また、請求項6に記載のプログラムにおいても、各ステップが対応する実施の形態(但し一例)は、請求項5に記載の記録情報生成方法と同様である。
請求項7に記載の情報再生装置(例えば、図1の再生処理部13に対応する装置)は、所定の記録媒体(例えば、図1のハードディスク52)に記録されているストリームデータおよび制御情報(例えば、PMTを含む情報)を取得する取得手段(例えば、図1のバッファメモリ63)と、取得手段により取得されたストリームデータおよび制御情報から、所定の第1の情報(例えば、PMT)を抽出する抽出手段(例えば、図1のPMT抽出部64)と、抽出手段により抽出された第1の情報に、所定の第2の情報(例えば、階層伝送記述子)が含まれているか否かを基に、ストリームデータの再生を制御する再生制御手段(例えば、図1の再生制御部61)とを備えることを特徴とする。
再生制御手段により再生が制御されるストリームデータが、高階層のストリームデータから低階層のストリームデータに、または、低階層のストリームデータから高階層のストリームデータに切り替わった場合、再生制御手段により再生が制御されるストリームデータが切り替わったことをユーザへ通知するための処理を実行する通知処理実行手段(例えば、図1のOSD67)を更に備えることができる。
請求項11に記載の情報再生方法は、情報を再生する情報再生装置(例えば、図1の再生処理部13に対応する装置)の情報再生方法であって、所定の記録媒体(例えば、図1のハードディスク52)に記録されているストリームデータおよび制御情報(例えば、PMTを含む情報)を取得する取得ステップ(例えば、図13のステップS22の処理)と、取得ステップの処理により取得されたストリームデータおよび制御情報から、所定の第1の情報(例えば、PMT)を抽出する抽出ステップ(例えば、図13のステップS23の処理)と、抽出ステップの処理により抽出された第1の情報に、所定の第2の情報(例えば、階層伝送記述子)が含まれているか否かを基に、ストリームデータの再生を制御する再生制御ステップ(例えば、図13のステップS24乃至S26の処理)と
を含むことを特徴とする情報再生方法。
また、請求項12に記載のプログラムにおいても、各ステップが対応する実施の形態(但し一例)は、請求項11に記載の情報再生方法と同様である。

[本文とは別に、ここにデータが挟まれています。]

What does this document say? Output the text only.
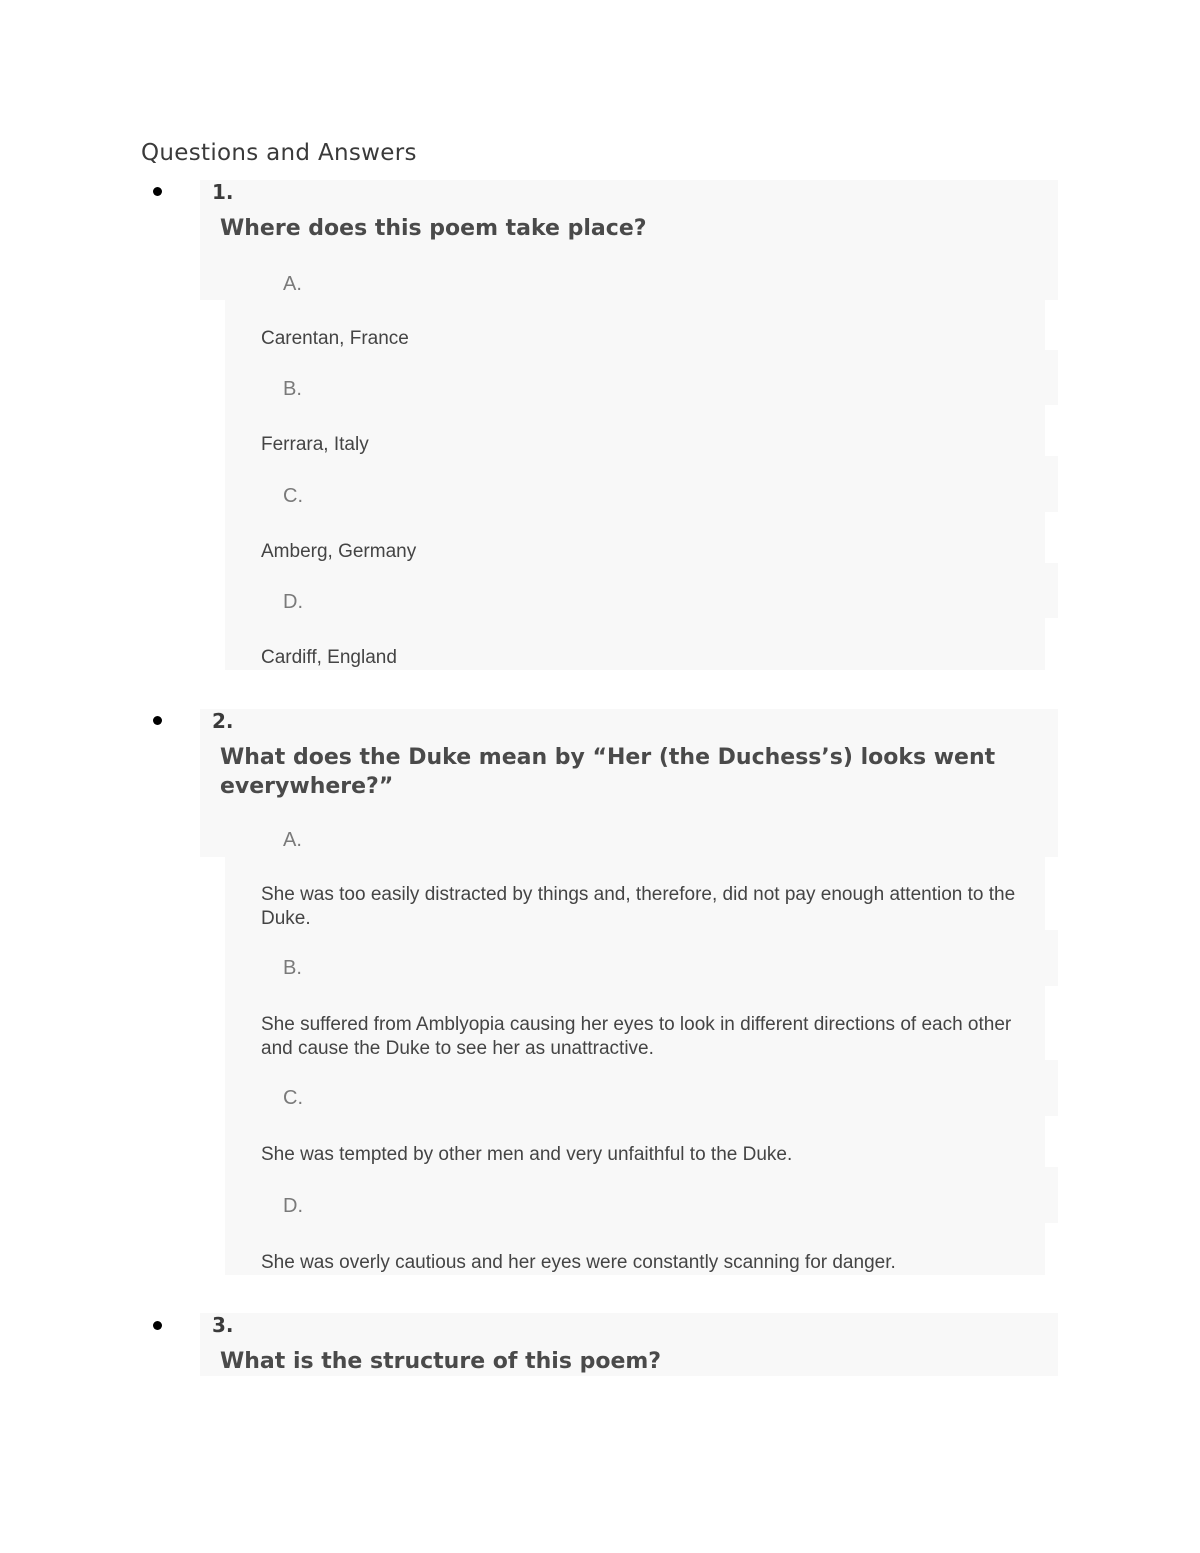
Questions and Answers
1.
Where does this poem take place?
A.
Carentan, France
B.
Ferrara, Italy
C.
Amberg, Germany
D.
Cardiff, England
2.
What does the Duke mean by “Her (the Duchess’s) looks went everywhere?”
A.
She was too easily distracted by things and, therefore, did not pay enough attention to the Duke.
B.
She suffered from Amblyopia causing her eyes to look in different directions of each other and cause the Duke to see her as unattractive.
C.
She was tempted by other men and very unfaithful to the Duke.
D.
She was overly cautious and her eyes were constantly scanning for danger.
3.
What is the structure of this poem?
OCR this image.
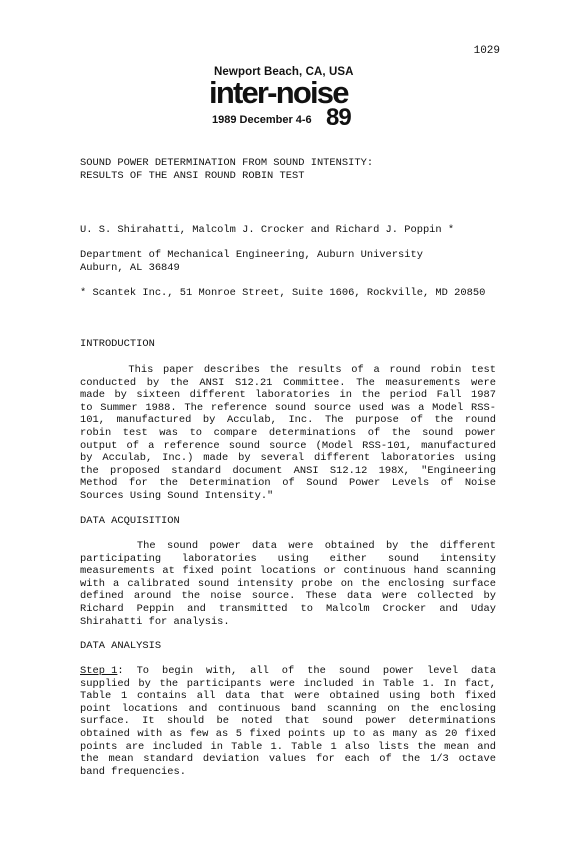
1029
Newport Beach, CA, USA
inter-noise
1989 December 4-6 89
SOUND POWER DETERMINATION FROM SOUND INTENSITY:
RESULTS OF THE ANSI ROUND ROBIN TEST
U. S. Shirahatti, Malcolm J. Crocker and Richard J. Poppin *
Department of Mechanical Engineering, Auburn University
Auburn, AL 36849
* Scantek Inc., 51 Monroe Street, Suite 1606, Rockville, MD 20850
INTRODUCTION
This paper describes the results of a round robin test
conducted by the ANSI S12.21 Committee. The measurements were
made by sixteen different laboratories in the period Fall 1987
to Summer 1988. The reference sound source used was a Model RSS-
101, manufactured by Acculab, Inc. The purpose of the round
robin test was to compare determinations of the sound power
output of a reference sound source (Model RSS-101, manufactured
by Acculab, Inc.) made by several different laboratories using
the proposed standard document ANSI S12.12 198X, "Engineering
Method for the Determination of Sound Power Levels of Noise
Sources Using Sound Intensity."
DATA ACQUISITION
The sound power data were obtained by the different
participating laboratories using either sound intensity
measurements at fixed point locations or continuous hand scanning
with a calibrated sound intensity probe on the enclosing surface
defined around the noise source. These data were collected by
Richard Peppin and transmitted to Malcolm Crocker and Uday
Shirahatti for analysis.
DATA ANALYSIS
Step 1 : To begin with, all of the sound power level data
supplied by the participants were included in Table 1. In fact,
Table 1 contains all data that were obtained using both fixed
point locations and continuous band scanning on the enclosing
surface. It should be noted that sound power determinations
obtained with as few as 5 fixed points up to as many as 20 fixed
points are included in Table 1. Table 1 also lists the mean and
the mean standard deviation values for each of the 1/3 octave
band frequencies.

請求項13に記載の記録再生装置(例えば、図1の記録再生装置1)は、階層化伝送方式が採用されている放送信号を取得する第1の取得手段(例えば、図1のアンテナ21)と、第1の取得手段により取得された放送信号の受信状況を示す情報(例えば、C/Nレベル)を検出する検出手段(例えば、図1のC/Nレベル検出部26)と、検出手段により検出された放送信号の受信状況を示す情報を基に、放送信号に含まれるストリームデータのうち、記録されるストリームデータを選択する選択手段(例えば、図1のストリーム選択部28)と、検出手段により検出された放送信号の受信状況を示す情報を基に、放送信号に含まれる制御情報(例えば、PMTを含む情報)を必要に応じて変換する変換手段(例えば、図1のPMT変換部29)と、選択手段により選択されたストリームデータと、変換手段により必要に応じて変換された制御情報の記録を制御する記録制御手段(例えば、図1の記録再生制御部53)と、記録制御手段により記録が制御されたストリームデータおよび制御情報を取得する第2の取得手段(例えば、図1のバッファメモリ63)と、第2の取得手段により取得されたストリームデータおよび制御情報から、所定の第1の情報(例えば、PMT)を抽出する抽出手段(例えば、図1のPMT抽出部64)と、抽出手段により抽出された第1の情報に、所定の第2の情報(例えば、階層伝送記述子)が含まれているか否かを基に、ストリームデータの再生を制御する再生制御手段(例えば、再生制御部61)とを備えることを特徴とする。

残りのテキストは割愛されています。